How do you write the standard form equation of the parabola # y = x^2 - 6x + 14#?

1 Answer
Feb 9, 2017

#y = (x-3)^2 + 5#

Explanation:

The equation is already in standard form, seeing as it is ordered from higher to lower exponent. However, to find the vertex form of the equation, we need to convert the #x#-containing terms into a factorable expression, namely the square of a difference. We need to remember that:

#(a-b)^2 = a^2 - 2ab + b^2#

and vice versa. Now, let's take a look at the terms containing an #x# in the equation:

#x^2 - 6x#

Not as much as a perfect square, but if #a = x#, then the second term will be #2xb#, so #b# is #3#. To complete the square, we require a "#+b^2#" in the end, so we need to add #9#.

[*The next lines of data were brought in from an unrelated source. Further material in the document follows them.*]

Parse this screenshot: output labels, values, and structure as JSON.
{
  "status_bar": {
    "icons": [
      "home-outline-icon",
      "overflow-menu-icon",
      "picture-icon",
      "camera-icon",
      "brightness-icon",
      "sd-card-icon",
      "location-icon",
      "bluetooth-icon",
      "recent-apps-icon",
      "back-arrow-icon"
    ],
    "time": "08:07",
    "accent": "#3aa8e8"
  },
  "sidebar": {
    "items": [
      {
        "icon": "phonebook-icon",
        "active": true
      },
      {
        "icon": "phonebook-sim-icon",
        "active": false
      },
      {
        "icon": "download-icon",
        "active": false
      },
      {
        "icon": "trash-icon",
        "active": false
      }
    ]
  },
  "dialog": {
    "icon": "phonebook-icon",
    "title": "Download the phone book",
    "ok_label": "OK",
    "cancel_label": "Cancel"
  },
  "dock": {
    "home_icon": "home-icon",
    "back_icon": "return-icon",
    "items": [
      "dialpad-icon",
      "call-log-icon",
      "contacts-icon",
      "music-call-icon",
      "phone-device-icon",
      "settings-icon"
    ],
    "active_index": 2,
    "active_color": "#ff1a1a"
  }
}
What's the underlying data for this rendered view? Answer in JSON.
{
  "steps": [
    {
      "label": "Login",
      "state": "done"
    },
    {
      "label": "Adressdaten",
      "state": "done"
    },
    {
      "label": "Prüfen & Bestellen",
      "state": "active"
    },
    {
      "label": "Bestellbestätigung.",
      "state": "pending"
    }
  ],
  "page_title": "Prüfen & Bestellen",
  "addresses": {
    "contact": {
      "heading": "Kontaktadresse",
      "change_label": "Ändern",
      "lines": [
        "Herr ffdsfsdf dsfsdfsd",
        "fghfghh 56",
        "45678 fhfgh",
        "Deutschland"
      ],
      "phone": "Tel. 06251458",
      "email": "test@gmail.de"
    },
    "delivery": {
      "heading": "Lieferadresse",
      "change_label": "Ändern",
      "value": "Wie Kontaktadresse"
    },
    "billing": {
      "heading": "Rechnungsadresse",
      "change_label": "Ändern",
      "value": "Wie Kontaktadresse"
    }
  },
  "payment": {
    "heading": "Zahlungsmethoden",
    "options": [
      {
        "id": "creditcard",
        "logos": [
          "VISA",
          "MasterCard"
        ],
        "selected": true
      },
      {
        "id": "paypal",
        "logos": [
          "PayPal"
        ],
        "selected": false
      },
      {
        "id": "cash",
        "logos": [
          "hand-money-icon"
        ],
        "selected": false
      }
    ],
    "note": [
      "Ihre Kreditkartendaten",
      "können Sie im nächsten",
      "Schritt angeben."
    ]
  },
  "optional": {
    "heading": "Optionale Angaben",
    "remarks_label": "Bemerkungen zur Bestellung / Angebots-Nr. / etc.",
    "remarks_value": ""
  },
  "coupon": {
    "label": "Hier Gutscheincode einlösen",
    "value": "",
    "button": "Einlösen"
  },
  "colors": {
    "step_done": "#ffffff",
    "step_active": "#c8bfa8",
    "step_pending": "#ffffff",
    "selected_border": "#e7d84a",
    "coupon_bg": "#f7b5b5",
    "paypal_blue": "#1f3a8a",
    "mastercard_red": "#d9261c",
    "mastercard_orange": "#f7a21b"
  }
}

However, we can't just do that, since that changes the equation. To "keep the balance", we need to also subtract #9#. This becomes:

#y = x^2 - 6x +color(red)(9) + 14 -color(red)(9)#.

Using the expression above, factor the first three terms into a difference of squares, then do the subtraction #14 - 9 = 5#:

#y = (x-3)^2 + 5#

In general, the vertex form helps us find the vertex of a parabola. If the vertex form is

#y = a(x-b)^2 + c#, where #a# is the "coefficient" of #x^2# in the original equation, then the vertex is the point #(b,c)#.